Thoracocentesis in Dogs
Thoracocentesis is the procedure in which air or fluid is removed from the chest using a needle. It can be done either to obtain fluid for evaluation or to remove large amounts of fluid if the accumulation of fluid is interfering with the dog’s ability to breath. Thoracocentesis is also performed if excess air, pneumothorax, is affecting the dog’s ability to breath.
Any fluid or air accumulation within the thoracic (chest) cavity is considered abnormal. Determining if excess air or fluid is present and what type of fluid – clear, cloudy or blood tinged – is an important part of determining any underlying illness.
Thoracic fluid may develop in association with heart failure, cancer, traumatic injury, infection or viral diseases. Excess air within the chest is most often associated with traumatic injury.
There are no real contraindications to performing this test in an dog with suspected thoracic air or fluid.
What Does a Thoracocentesis Reveal in Dogs?
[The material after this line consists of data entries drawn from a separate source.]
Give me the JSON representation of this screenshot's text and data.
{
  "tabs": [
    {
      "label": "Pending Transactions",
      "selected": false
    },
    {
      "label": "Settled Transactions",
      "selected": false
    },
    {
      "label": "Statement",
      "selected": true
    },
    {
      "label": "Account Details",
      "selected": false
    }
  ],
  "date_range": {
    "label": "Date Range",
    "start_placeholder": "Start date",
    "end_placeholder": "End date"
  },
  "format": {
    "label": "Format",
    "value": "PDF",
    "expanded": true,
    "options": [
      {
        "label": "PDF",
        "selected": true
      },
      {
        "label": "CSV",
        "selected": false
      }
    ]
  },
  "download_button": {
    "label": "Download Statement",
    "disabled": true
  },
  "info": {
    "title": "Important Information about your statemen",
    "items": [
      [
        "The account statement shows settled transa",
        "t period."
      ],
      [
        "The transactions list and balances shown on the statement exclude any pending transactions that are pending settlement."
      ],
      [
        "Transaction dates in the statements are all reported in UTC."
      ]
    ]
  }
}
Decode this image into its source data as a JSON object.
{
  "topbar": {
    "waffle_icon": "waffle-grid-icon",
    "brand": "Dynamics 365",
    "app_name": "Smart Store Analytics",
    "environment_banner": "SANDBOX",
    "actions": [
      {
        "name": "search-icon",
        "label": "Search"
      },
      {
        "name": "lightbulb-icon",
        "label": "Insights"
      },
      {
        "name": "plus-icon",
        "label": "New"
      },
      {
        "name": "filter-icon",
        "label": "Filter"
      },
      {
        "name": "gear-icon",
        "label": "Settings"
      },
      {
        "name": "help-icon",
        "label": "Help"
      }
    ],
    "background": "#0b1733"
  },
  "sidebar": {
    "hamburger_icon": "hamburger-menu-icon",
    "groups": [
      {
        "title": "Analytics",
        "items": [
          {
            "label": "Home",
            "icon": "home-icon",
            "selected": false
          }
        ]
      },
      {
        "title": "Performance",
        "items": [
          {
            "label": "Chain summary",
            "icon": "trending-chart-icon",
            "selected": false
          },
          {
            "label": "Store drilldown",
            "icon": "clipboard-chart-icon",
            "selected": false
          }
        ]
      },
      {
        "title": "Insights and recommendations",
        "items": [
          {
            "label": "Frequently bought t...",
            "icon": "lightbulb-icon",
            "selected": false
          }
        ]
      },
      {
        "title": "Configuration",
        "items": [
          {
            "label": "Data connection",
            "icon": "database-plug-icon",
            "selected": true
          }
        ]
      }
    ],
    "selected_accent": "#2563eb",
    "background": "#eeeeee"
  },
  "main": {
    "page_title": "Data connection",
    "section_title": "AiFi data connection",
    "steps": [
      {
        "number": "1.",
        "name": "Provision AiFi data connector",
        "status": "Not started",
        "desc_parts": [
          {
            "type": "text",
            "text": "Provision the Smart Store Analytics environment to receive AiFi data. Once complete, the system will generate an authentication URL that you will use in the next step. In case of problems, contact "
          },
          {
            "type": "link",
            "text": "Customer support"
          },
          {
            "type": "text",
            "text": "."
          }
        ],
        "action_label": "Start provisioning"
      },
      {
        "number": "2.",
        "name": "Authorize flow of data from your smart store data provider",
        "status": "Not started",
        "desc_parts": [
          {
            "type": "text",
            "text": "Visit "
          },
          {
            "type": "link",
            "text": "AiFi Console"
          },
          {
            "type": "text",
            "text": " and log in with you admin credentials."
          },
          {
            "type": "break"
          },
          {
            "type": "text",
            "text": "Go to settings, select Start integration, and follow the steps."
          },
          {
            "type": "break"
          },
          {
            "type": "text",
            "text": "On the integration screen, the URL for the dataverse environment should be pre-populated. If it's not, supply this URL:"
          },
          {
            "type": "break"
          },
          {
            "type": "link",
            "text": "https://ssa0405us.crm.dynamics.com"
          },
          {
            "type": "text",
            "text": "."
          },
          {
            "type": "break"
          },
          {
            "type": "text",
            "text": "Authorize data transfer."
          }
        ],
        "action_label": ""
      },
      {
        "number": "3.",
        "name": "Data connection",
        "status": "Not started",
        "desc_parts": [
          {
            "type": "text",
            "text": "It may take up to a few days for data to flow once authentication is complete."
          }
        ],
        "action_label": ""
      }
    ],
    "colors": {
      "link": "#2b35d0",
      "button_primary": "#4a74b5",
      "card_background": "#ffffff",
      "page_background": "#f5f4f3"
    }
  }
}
A thoracocentesis reveals whether fluid is present within the chest. In order to detect fluid, a certain amount needs to be present in order to draw the fluid into a syringe, so in some cases, small amounts of fluid present in the chest may not be detected. Any fluid removed from the chest is abnormal and may need to be microscopically evaluated. Air removed from the chest may indicate penetration into a lung and is not always abnormal. Excess air can be detected on a radiograph (X-ray). Based on the results of fluid evaluation, the underlying cause of the fluid accumulation may be determined.
How Is a Thoracocentesis Done in Dogs?
In order to perform a thoracocentesis, your veterinarian will likely shave a small area of hair from the chest. The skin is disinfected and a needle is inserted into the thoracic cavity. Fluid is collected with special tubing or syringe. After the fluid is collected, analysis helps determine the potential underlying cause of the fluid accumulation. Analysis of the fluid may be done by your veterinarian or submitted to an outside laboratory. Test results may not be available for up to 3 to 5 days but sometimes, results may be available within a couple of hours. The length of time will depend on which tests are necessary. Collected air is not evaluated but is most often measured to determine the amount of air removed.
Is a Thoracocentesis Painful to Dogs?
Any pain involved is associated with the collection of a fluid or air sample. A needle is used to pierce the skin and enter the thoracic cavity. As with people, the pain experienced from a needle will vary from individual to individual.
Is Sedation or Anesthesia Needed for a Thoracocentesis?
Neither sedation nor anesthesia is needed in most patients; however, some dogs resent needle sticks and may need tranquilization or ultrashort anesthesia.